A Sikh and a Jew walk into a bar. Even though this sounds like the beginning of a crude joke, it’s not and it actually did happen. At a speakeasy with no distinguishing signage in downtown San Francisco, my date and I sipped Prohibition-era cocktails in a dimly lit, swanky atmosphere — not exactly the place I would necessarily think to question the merits of interfaith dating. But stranger things have happened.
Let’s back up for a minute. It’s not that I’m against interfaith dating. In fact, I think mixing up the Jewish gene pool can be a good thing. But the idea of dating outside my religion didn’t even occur to me until relatively recently, nor did I appreciate the impact such a decision might have.
I’ve almost always dated Jewish men. Even though I didn’t grow up in a super religious household, and the Jewish community where I was raised in Oregon was relatively small, Judaism was always a central part of my upbringing, and the importance of being with a Jewish partner was instilled in me from an early age.
In college I had a thirst for a larger Jewish community. I sat on a Hillel board and became very involved with Israel advocacy, and met my former partner through a Jewish organization.
The nearly eight-year relationship worked for the better part of my 20s, but our union was not consecrated with a signed ketubah and ceremony under a chuppah. And when it was over, all we had to show for it was a house in common and a cute dog.
It wasn’t until that relationship ended that being with someone who wasn’t Jewish even crossed my mind.
I never felt that my beshert necessarily needed Jewish lineage, but it was an underlying assumption I had picked up along the way.
Dating is a lot different at 30 than at 21. Things move faster and no longer do we have the pleasure of waiting years to “see what will happen.” There seemed to be a slowly ticking clock hanging over each eligible bachelor I met. On my mental list of deal-breakers, “not Jewish” was merely penciled in.
But as statistics illustrate, many people are putting off settling down. Many millennials are overeducated, underemployed and waiting longer to get hitched. And, as people get older and the pool of likely partners shrinks, they are more likely to marry outside of the faith.
Considering that we make up just 2 percent of the U.S. population, being with a Jew seems to me even more salient.
I was reminded of this predicament while talking with a rabbi last year when I was living in Israel. He kindly informed me (while pointing to his watch) that not only was time running out, but the future of the Jewish people was in my hands. I pointed out that under Jewish law, matrilineal decent will make my children Jewish regardless of the faith of their father.
Last fall, the Pew Research Center released staggering statistics about the American Jewish population that would send many single Jews running to their matchmaker for a shidduch.
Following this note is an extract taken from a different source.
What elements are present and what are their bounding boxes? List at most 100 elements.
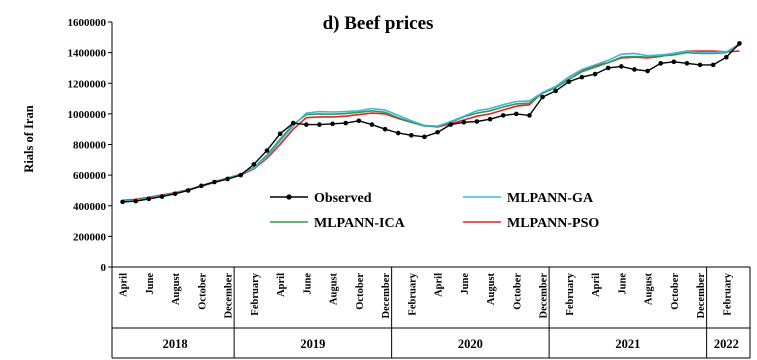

Author Gabriel Roth wrote a bleak response to the Pew findings at slate.com. As an intermarried parent, he wrote that he doesn’t know how his daughter (who will not have a bat mitzvah, he stated) will respond in 20 years when Pew calls to see if she considers herself Jewish.
This does not represent all interfaith couples. There are many non-Jews with Jewish partners who are willing and happy to raise Jewish children. Although I don’t know how easily this works out.
In reality, what does it look like to raise children within an interfaith relationship? Even if my hypothetical partner and I can agree on raising a Jewish child, I am essentially asking him to give up his religious background for the sake of my desire to raise a Jewish child.
Even though raising a Jewish child is of utmost importance to me, I don’t know how I would feel about actually asking a partner to give up his beliefs. And would this arrangement be workable in the long run once the heat of the romance cools down?
While I surely identify with being Jewish, observe most dietary laws and go to shul more than just on the High Holy Days, I haven’t fully decided where I stand on interfaith marriage.
In terms of the Sikh, a second date is planned. I don’t think limiting the already diminishing dating pool is in order just yet.